第23章 期間限定sharing.
その日から数日の間に、2組の夫婦は、それぞれ新しい住処を決めてきた。
急かしたのは私だけど、ここまで早く決まるとは思っていなかったのが本音。
特に、みつなんかは、楽をしたいが為にズルズルと行動を遅らせるような気がしていたのに。
諦めはついていても、淋しいものは淋しいから、言い訳のような事ばかり考える。
考えても仕方がないから、ここでも諦める事にして、何とか心の平穏を保っていた。
だけど、数日で私の平穏は壊される事になる。
引っ越しの日取りが決まると、荷造り等々やる事が沢山ある訳で。
その最中、共用部分で使っていたものについて度々問題が起きている。
「みつ、それは私が持ってきたドライヤーだからね。
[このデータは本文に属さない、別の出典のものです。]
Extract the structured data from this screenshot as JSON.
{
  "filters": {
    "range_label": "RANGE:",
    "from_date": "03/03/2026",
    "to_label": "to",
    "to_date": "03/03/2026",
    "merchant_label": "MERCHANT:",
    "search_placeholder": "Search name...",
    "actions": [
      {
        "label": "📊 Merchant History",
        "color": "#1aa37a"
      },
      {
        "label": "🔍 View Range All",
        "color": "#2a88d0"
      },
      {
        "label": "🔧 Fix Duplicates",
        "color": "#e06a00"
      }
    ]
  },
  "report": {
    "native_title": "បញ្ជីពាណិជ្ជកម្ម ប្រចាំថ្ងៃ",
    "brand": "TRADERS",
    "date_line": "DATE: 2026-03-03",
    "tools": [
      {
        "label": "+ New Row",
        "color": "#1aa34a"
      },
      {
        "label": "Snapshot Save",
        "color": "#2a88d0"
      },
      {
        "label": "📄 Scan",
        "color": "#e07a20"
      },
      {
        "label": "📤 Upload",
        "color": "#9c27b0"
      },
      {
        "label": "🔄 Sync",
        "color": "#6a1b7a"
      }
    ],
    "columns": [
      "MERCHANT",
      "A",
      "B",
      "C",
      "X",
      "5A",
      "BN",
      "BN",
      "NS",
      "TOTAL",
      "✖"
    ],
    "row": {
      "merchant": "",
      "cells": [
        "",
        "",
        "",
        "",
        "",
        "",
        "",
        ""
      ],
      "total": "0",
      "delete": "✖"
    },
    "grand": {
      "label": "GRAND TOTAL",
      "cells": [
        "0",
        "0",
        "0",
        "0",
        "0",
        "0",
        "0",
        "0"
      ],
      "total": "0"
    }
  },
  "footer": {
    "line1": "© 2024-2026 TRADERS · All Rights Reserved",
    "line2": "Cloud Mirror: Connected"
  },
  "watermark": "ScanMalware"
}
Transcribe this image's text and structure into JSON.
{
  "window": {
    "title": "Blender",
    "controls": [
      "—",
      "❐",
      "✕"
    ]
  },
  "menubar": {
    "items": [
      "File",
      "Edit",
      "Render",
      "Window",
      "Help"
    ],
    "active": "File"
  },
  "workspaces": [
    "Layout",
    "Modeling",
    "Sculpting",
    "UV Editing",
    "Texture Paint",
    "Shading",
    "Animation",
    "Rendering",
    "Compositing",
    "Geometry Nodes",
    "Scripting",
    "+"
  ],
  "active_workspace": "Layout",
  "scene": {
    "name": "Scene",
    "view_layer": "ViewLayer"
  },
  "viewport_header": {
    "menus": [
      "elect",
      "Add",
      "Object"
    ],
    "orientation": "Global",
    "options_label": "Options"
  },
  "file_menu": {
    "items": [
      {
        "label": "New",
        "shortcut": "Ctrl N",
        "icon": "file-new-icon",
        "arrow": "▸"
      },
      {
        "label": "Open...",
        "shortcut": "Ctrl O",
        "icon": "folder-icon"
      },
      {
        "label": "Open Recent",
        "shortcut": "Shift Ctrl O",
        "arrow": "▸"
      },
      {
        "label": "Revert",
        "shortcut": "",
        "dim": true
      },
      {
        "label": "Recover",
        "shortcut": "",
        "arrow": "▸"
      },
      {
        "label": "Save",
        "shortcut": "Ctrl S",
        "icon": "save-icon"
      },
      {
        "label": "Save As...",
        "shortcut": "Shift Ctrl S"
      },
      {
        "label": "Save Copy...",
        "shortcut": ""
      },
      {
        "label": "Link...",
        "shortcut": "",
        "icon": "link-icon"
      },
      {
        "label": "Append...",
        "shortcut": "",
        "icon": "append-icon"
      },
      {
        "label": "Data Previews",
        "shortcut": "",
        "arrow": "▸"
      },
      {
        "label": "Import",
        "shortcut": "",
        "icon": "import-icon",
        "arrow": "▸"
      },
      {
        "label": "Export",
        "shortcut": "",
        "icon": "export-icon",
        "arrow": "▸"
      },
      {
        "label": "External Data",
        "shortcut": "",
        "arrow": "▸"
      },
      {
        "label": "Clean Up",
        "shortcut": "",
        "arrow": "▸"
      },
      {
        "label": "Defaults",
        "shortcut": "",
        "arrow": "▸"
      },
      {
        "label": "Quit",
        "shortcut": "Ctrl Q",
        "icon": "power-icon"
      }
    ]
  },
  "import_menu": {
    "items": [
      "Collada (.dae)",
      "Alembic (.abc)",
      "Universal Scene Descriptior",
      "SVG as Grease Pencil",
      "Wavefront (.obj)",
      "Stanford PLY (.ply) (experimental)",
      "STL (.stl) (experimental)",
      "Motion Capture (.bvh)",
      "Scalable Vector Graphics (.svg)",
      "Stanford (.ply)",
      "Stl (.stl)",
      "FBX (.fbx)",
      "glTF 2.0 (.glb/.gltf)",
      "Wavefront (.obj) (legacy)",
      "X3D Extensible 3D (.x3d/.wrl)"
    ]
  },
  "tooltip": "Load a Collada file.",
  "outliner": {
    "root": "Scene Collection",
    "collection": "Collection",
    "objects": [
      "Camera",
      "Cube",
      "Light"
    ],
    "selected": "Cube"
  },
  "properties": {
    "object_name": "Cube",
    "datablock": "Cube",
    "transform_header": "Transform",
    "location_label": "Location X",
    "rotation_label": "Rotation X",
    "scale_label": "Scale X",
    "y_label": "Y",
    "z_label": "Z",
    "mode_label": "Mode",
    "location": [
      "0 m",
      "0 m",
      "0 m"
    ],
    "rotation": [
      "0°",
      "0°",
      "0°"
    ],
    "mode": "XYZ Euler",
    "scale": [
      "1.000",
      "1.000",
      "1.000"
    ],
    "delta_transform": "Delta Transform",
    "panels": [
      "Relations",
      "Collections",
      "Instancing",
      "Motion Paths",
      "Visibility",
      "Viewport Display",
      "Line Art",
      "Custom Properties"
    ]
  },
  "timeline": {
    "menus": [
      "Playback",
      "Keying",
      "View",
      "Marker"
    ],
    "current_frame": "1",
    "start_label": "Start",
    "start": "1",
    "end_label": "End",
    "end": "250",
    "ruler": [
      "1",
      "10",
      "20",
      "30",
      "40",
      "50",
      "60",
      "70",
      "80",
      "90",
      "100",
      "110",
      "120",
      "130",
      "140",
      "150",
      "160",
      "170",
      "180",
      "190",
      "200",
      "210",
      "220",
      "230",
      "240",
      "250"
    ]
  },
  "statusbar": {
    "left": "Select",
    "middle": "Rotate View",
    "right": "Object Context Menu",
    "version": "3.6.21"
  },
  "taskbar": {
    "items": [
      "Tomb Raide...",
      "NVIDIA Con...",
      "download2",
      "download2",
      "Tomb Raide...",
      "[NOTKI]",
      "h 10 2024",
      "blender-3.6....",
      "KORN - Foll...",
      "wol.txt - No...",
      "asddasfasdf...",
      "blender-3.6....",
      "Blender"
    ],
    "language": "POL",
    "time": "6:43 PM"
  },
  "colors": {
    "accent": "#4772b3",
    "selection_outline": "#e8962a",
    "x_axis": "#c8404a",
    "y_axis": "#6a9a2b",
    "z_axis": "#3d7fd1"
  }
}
」
「うち、元々京治が住んでた部屋に転がりこんでたから、こういう用品ないんだよね。引っ越し祝いって事で貰っちゃダメ?」
「うちも引っ越すんだから、お互いお祝い無しで対等でしょ。あげない。」
大体はこんな感じで、主にみつが発生させていた。
同じような事が何回も起きれば当然の事ながら、
「赤葦さん、嫁を何とかして下さい。りんサンのもの、欲しがってばかりで困ります。」
「俺だって困ってるんだよ。何でも必要と言うよりは、便利だから欲しいだけで。全部を買ってやる訳にもいかない。」
互いのパートナー同士の関係も悪くなる。
私にとって大切な皆。
その雰囲気が良くないのは、耐えられそうに無かった。